Inevitably, the suggestion has been made that first century BC Greeks could not have created the Mechanism without alien assistance as the following quote shows; “While many experts try to offer explanations for how this device could have been conceived, designed and built, all their concepts fail the tests of logic. There is only one possible explanation. Beings with advanced knowledge of astronomical bodies, mathematics and precision engineering tools created the device or gave the knowledge for its creation to someone during the first century B.C. But the knowledge was not recorded or wasn’t passed down to anyone else.“(x) It is also humorously ‘suggested’ that the early Greeks had laptops!! (q)
For the technically minded, a clockmaker, known just as ‘Chris’, has an extensive website(y) where he has a number of videos illustrating how he has reconstructed copies of individual components of the Antikythera Mechanism.
In 2018, Charles River Editors have produced a fascinating volume  that offers a valuable history of the Mechanism and the various efforts to determine its origin and purpose.

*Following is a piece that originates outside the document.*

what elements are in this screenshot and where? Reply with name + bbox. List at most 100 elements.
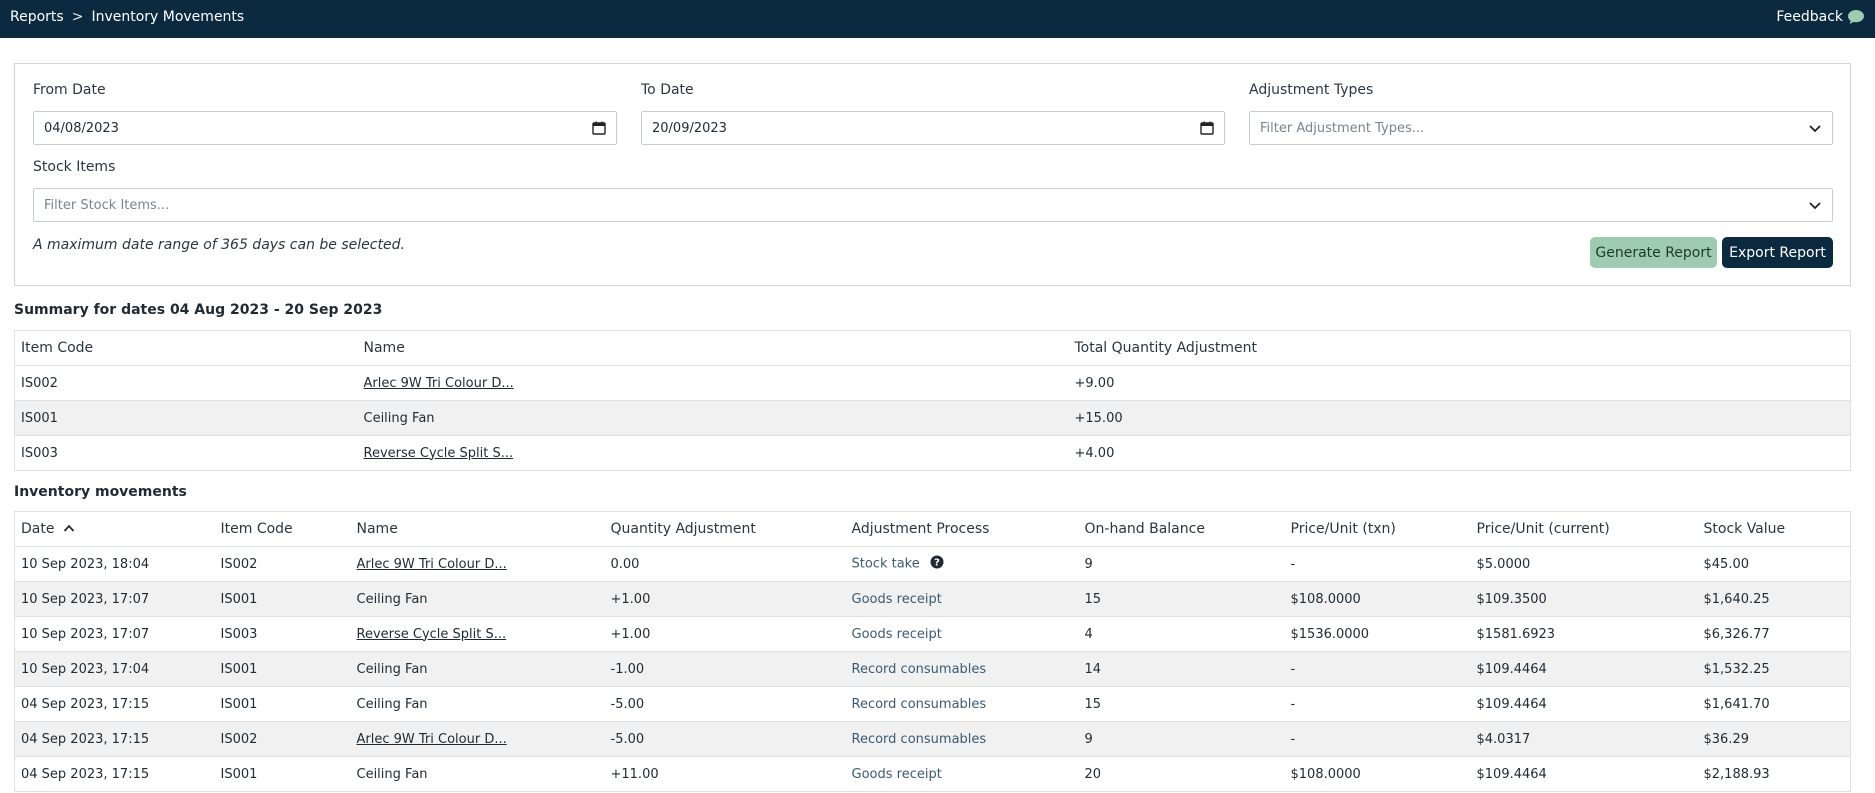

A few days ago (17.11.18) it was announced that a missing piece of the Mechanism had been found near the site of the original finds(ac). However, Smithsonian Magazine swiftly adopted a more cautious approach(ad), claiming that it was probably not a piece of the Mechanism! Watch this space.
In March 2021, further investigation revealed that the Mechanism also included “a complex planetarium on the ancient device’s face”, “that matches all the data and culminates in an elegant display of the ancient Greek Cosmos”, “showing the motion of Mercury, Venus, Mars, Jupiter, and Saturn—each represented by a small gem—along with the path of the Sun, the phases of the Moon, and the positions of the Zodiac constellations.”(ah)
The January 2022 edition of Scientific American has an article by Tony Freeth, in which he reviews the discovery and the gradual realisation of the purpose of the Mechanism, concluding with the following paragraph – “with the Antikythera mechanism, we are clearly not at the end of our story. We believe our work is a significant advance, but there are still mysteries to be solved. The UCL Antikythera Research Team is not certain that our reconstruction is entirely correct because of the huge loss of evidence. It is very hard to match all of the surviving information. Regardless, we can now see more clearly than ever what a towering achievement this object represents.” (al)
In April 2022, an article in Live Science reported that “The mysterious Antikythera mechanism, thought by some to be the world’s first computer, was first ‘started up’ on Dec. 22, 178 B.C., archaeologists have now found.” (am)
Work continues at the underwater site as part of a five-year project, coordinated by the University of Geneva. “Since the ship was transporting the highest quality of luxury goods, there is a very real possibility of unimaginable finds, similar in importance to the Mechanism.”(an) In June 2022 the discovery of a marble head of Hercules was announced(ao).
(e) See: Archive 3800
(x) See: Archive 3352
(z) Historia Mathematica, August 2017.